Although the function of liver fatty acid binding protein in hepatic fatty acid metabolism has been extensively studied, its potential role in hepatic cholesterol homeostasis is less clear. Although hepatic cholesterol accumulation was initially reported in L-FABP-null female mice, that study was performed with early N2 backcross generation mice. To resolve whether the hepatic cholesterol phenotype in these L-FABP(-/-) mice was attributable to genetic inhomogeneity, these L-FABP(-/-) mice were further backcrossed to C57Bl/6 mice up to the N10 (99.9% homogeneity) generation. Hepatic total cholesterol accumulation was observed in female, but not male, L-FABP(-/-) mice at all (N2, N4, N6, N10) backcross generations examined. The greater total cholesterol was due to increased hepatic levels of both unesterified (free) cholesterol and esterified cholesterol. Altered hepatic cholesterol accumulation correlated directly with L-FABP's ability to bind cholesterol with high affinity as shown by direct L-FABP binding of fluorescent cholesterol analogs (NBD-cholesterol, dansyl-cholesterol), a photoactivatable cholesterol analog [free cholesterol benzophenone (FCBP)], and free cholesterol (circular dichroism, isothermal titration microcalorimetry).

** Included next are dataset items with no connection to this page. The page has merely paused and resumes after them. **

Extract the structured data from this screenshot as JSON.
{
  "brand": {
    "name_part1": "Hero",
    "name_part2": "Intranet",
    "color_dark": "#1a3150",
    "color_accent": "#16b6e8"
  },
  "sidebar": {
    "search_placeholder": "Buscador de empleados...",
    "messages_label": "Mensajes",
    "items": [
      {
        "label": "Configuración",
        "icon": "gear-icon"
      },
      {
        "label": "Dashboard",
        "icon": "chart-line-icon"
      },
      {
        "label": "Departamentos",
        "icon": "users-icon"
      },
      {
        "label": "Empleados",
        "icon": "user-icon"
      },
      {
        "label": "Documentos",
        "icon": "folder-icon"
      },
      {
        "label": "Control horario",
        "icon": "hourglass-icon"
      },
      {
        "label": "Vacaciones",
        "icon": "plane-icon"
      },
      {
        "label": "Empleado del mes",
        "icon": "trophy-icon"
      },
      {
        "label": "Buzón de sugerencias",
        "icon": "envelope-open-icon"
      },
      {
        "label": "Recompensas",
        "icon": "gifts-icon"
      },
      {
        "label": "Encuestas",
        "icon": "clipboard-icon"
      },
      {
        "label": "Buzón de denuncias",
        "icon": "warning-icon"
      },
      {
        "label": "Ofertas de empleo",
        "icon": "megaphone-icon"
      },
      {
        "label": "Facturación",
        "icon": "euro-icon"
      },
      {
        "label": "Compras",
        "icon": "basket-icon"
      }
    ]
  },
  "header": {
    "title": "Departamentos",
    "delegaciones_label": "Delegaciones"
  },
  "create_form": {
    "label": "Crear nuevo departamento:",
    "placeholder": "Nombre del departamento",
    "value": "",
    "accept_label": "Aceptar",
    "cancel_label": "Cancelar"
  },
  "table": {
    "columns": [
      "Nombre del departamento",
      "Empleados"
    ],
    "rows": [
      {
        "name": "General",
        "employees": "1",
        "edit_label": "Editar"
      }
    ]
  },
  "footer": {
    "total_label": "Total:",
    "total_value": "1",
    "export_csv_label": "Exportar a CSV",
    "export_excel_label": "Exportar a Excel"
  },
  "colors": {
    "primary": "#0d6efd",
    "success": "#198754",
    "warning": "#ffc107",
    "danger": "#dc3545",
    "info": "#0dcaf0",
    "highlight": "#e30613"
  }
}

One mole of fluorescent sterol was bound per mole of L-FABP. This was confirmed by photo-cross-linking studies with the photoactivatable cholesterol analog FCBP and by isothermal titration calorimetry with free cholesterol, which showed that L-FABP bound only one sterol molecule per L-FABP molecule. In contrast, the hepatic phenotype of male, but not female, L-FABP(-/-) mice was characterized by decreased hepatic triacylglycerol levels at all backcross generations examined. Taken together, these data support the hypothesis that L-FABP plays a role in physiological regulation of not only hepatic fatty acid metabolism, but also that of hepatic cholesterol.

L-FABP directly interacts with PPARalpha in cultured primary hepatocytes

Although studies with liver type fatty acid binding protein (L-FABP) gene ablated mice demonstrate a physiological role for L-FABP in hepatic fatty acid metabolism, little is known about the mechanisms whereby L-FABP elicits these effects. Studies indicate that L-FABP may function to shuttle lipids to the nucleus, thereby increasing the availability of ligands of nuclear receptors, such as peroxisome proliferator-activated receptor-alpha (PPARalpha). The data herein suggest that such mechanisms involve direct interaction of L-FABP with PPARalpha. L-FABP was shown to directly interact with PPARalpha in vitro through co-immunoprecipitation (co-IP) of pure proteins, altered circular dichroic (CD) spectra, and altered fluorescence spectra. In vitro fluorescence resonance energy transfer (FRET) between Cy3-labeled PPARalpha and Cy5-labeled L-FABP proteins showed that these proteins bound with high affinity (Kd approximately 156 nM) and in close proximity (intermolecular distance of 52A). This interaction was further substantiated by co-IP of both proteins from liver homogenates of wild-type mice. Moreover, double immunogold electron microscopy and FRET confocal microscopy of cultured primary hepatocytes showed that L-FABP was in close proximity to PPARalpha (intermolecular distance 40-49A) in vivo. Taken together, these studies were consistent with L-FABP regulating PPARalpha transcriptional activity in hepatocytes through direct interaction with PPARalpha. Our in vitro and imaging experiments demonstrate high affinity, structural molecular interaction of L-FABP with PPARalpha and suggest a functional role for L-FABP interaction with PPARalpha in long chain fatty acid (LCFA) metabolism.